Methods: We studied the neonatal outcomes for all women who delivered infants weighing 1750 g or less at birth between January 1990 and July 1997 at our institution. The study population was divided primarily into three clinical groups: preterm labor with intact membranes, PROM, and pregnancy-associated hypertension. Secondarily, the total population was divided based on birth weight and gestational age into AGA and growth-restricted neonates. Within each obstetric subgroup, neonates exposed to antenatal steroids were compared with unexposed neonates for respiratory distress syndrome (RDS), intraventricular hemorrhage and periventricular leukomalacia, the incidence of major brain lesions, necrotizing enterocolitis, proved neonatal sepsis, patent ductus arteriosus, and neonatal death. The subgroups were also compared for gestational age at delivery, birth weight, birth weight percentile, Apgar scores, postnatal surfactant exposure, and clinical and histologic chorioamnionitis. Descriptive statistics, Student t test,{chi}2, Fisher exact test, and logistic regression were used for analysis.

Results: A total of 1148 neonates weighing 1750 g or less were delivered during the study period. There were 447 and 410 neonates delivered after preterm labor with intact membranes and PROM, respectively, and 245 neonates born to mothers with pregnancy-associated hypertension. Nine hundred twenty-eight neonates were AGA and the remaining 220 neonates were growth restricted. Antenatal steroids significantly decreased the incidence of RDS, the incidence and severity of intraventricular hemorrhage and periventricular leukomalacia, necrotizing enterocolitis, and neonatal mortality in preterm labor with intact membranes. In the presence of PROM, it significantly decreased the incidence and severity of intraventricular hemorrhage and periventricular leukomalacia and decreased neonatal mortality, with no apparent effect on the incidence of RDS. Antenatal steroids did not show any beneficial effect in pregnancy-associated hypertension and fetal growth restriction (FGR). Additionally, a significant increase was observed in the incidence of proved neonatal sepsis when antenatal steroids were used in pregnancy-associated hypertension.

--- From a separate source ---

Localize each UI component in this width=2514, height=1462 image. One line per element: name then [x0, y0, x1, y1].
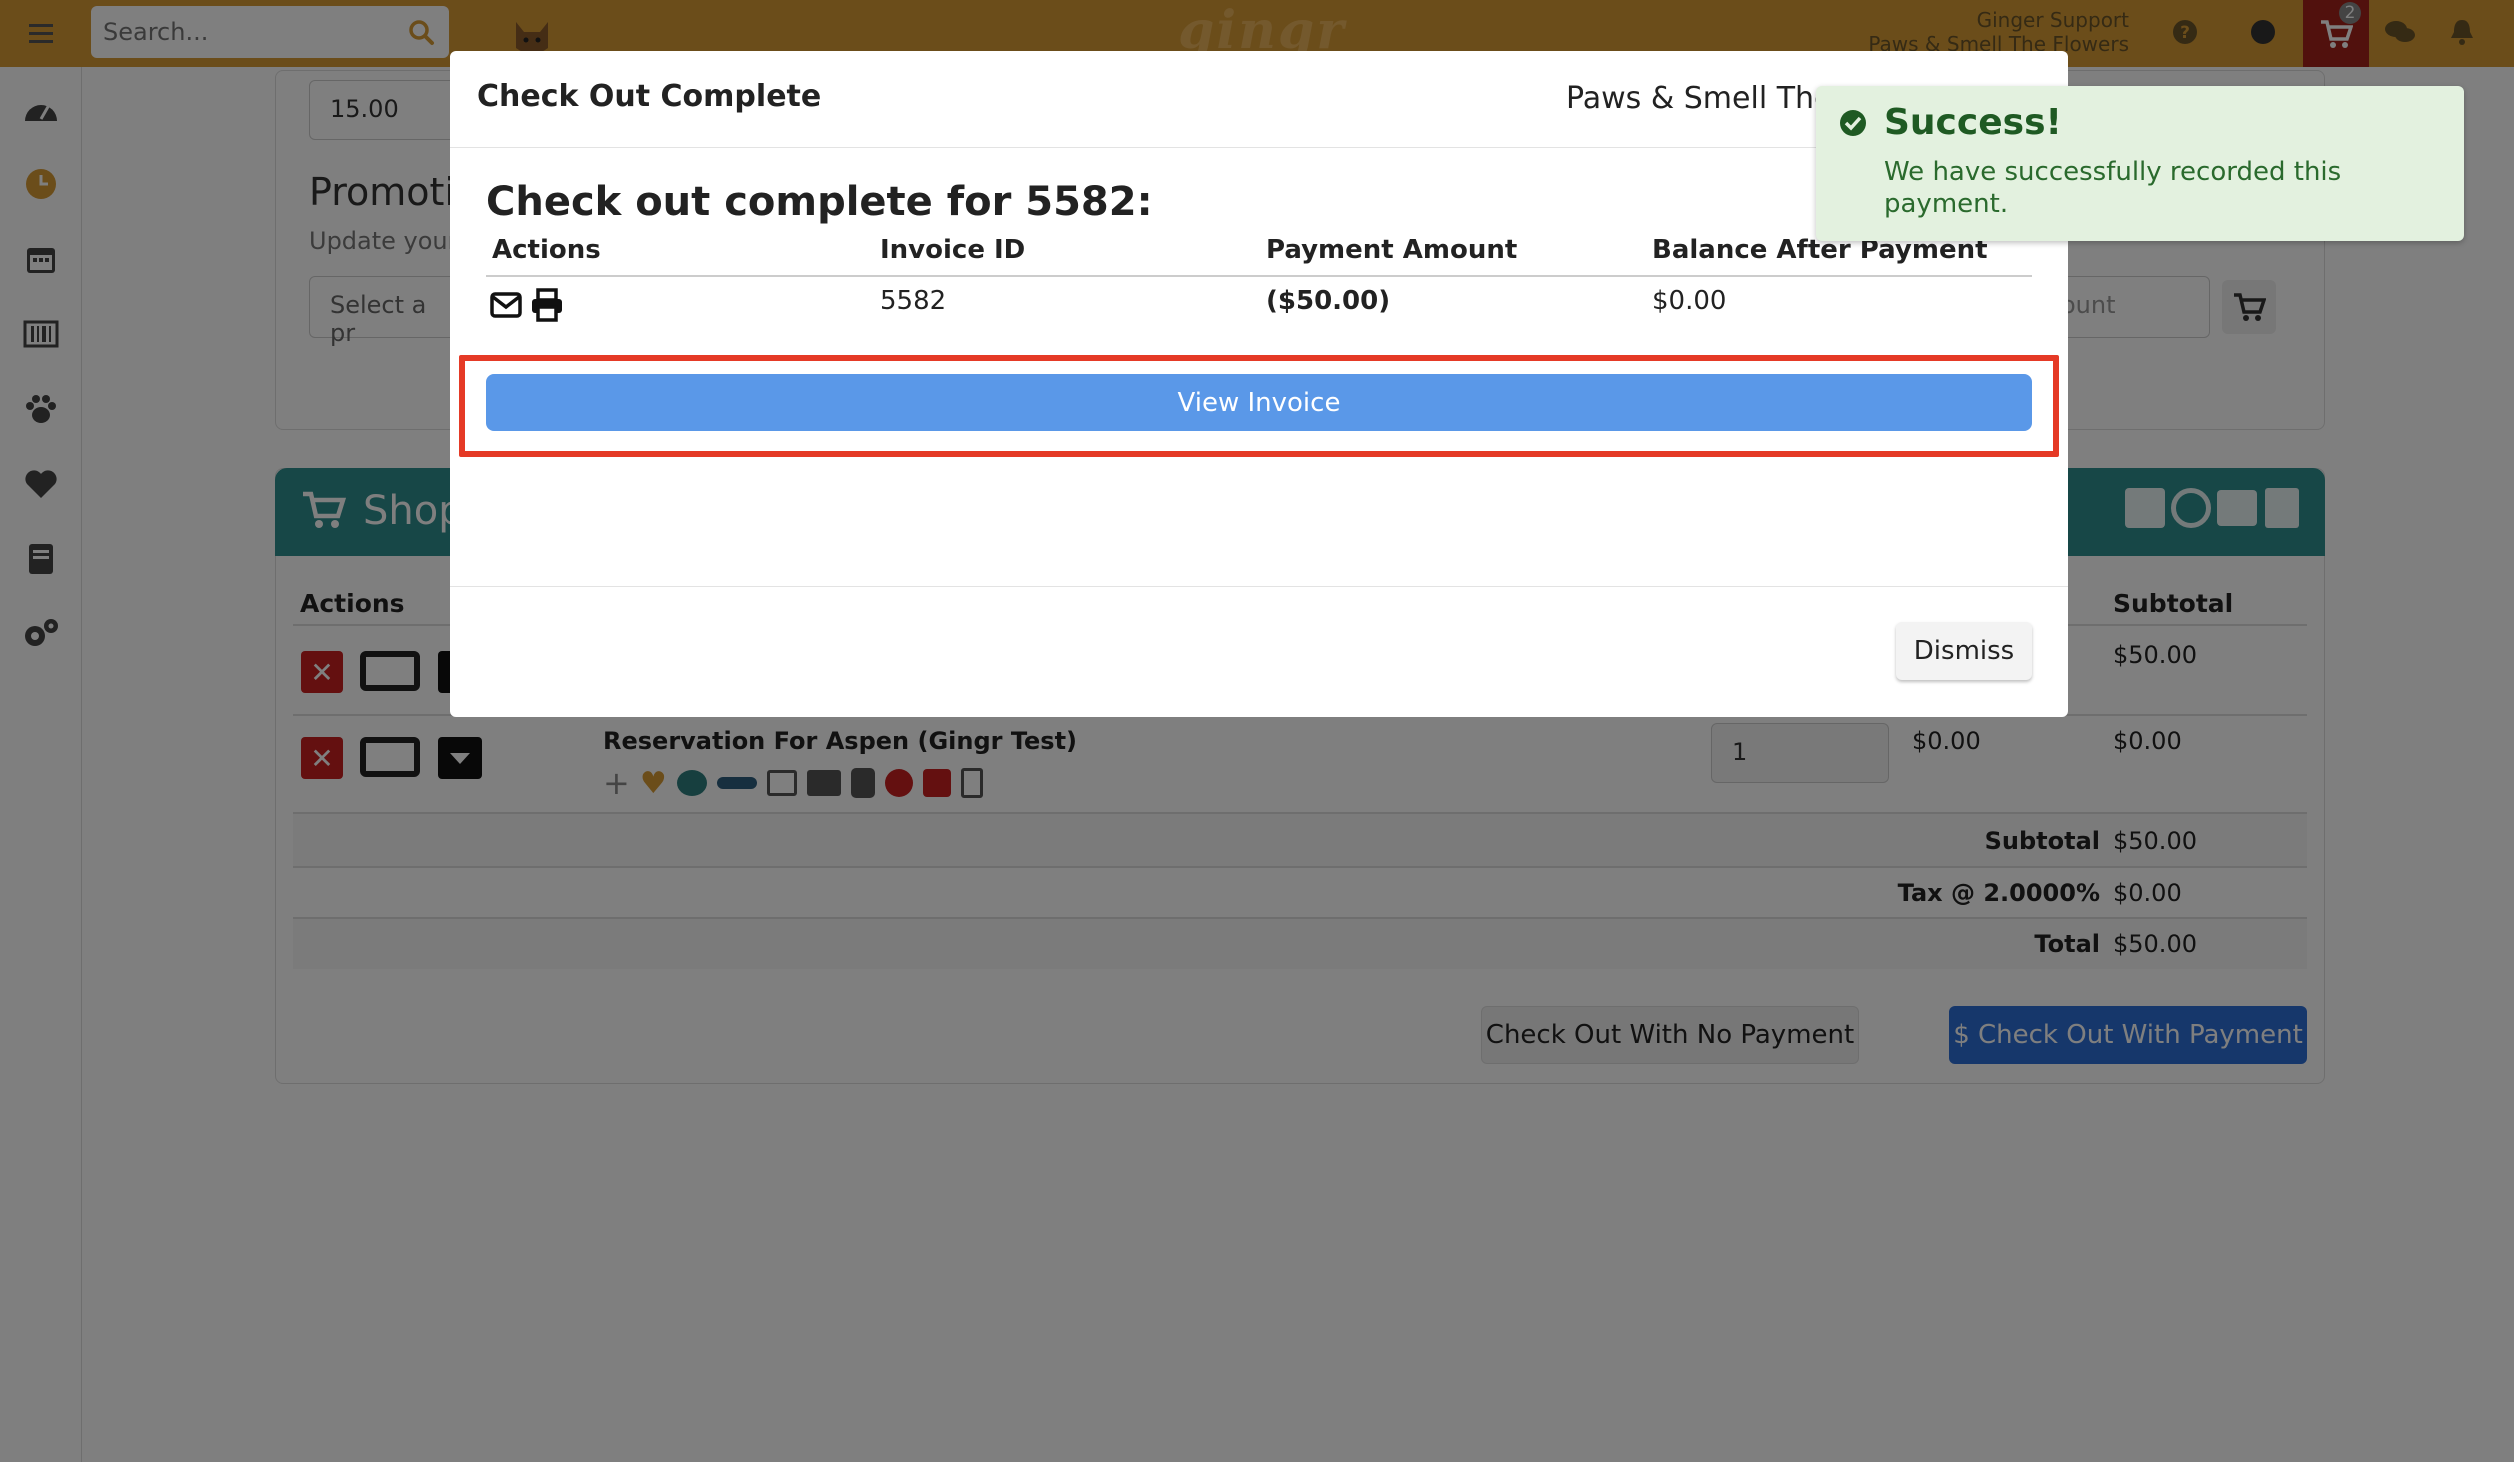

Conclusion: The effectiveness of antenatal steroids varies with the obstetric population studied. Antenatal steroids significantly decreased the incidence of major neonatal morbidity and mortality in the AGA preterm neonate delivered after preterm labor with intact membranes. Antenatal steroids did not show any benefit in cases of pregnancy associated with maternal hypertension or FGR. Its effect in the presence of PROM is limited to a significant reduction in the incidence and severity of intraventricular hemorrhage and periventricular leukomalacia and in neonatal death.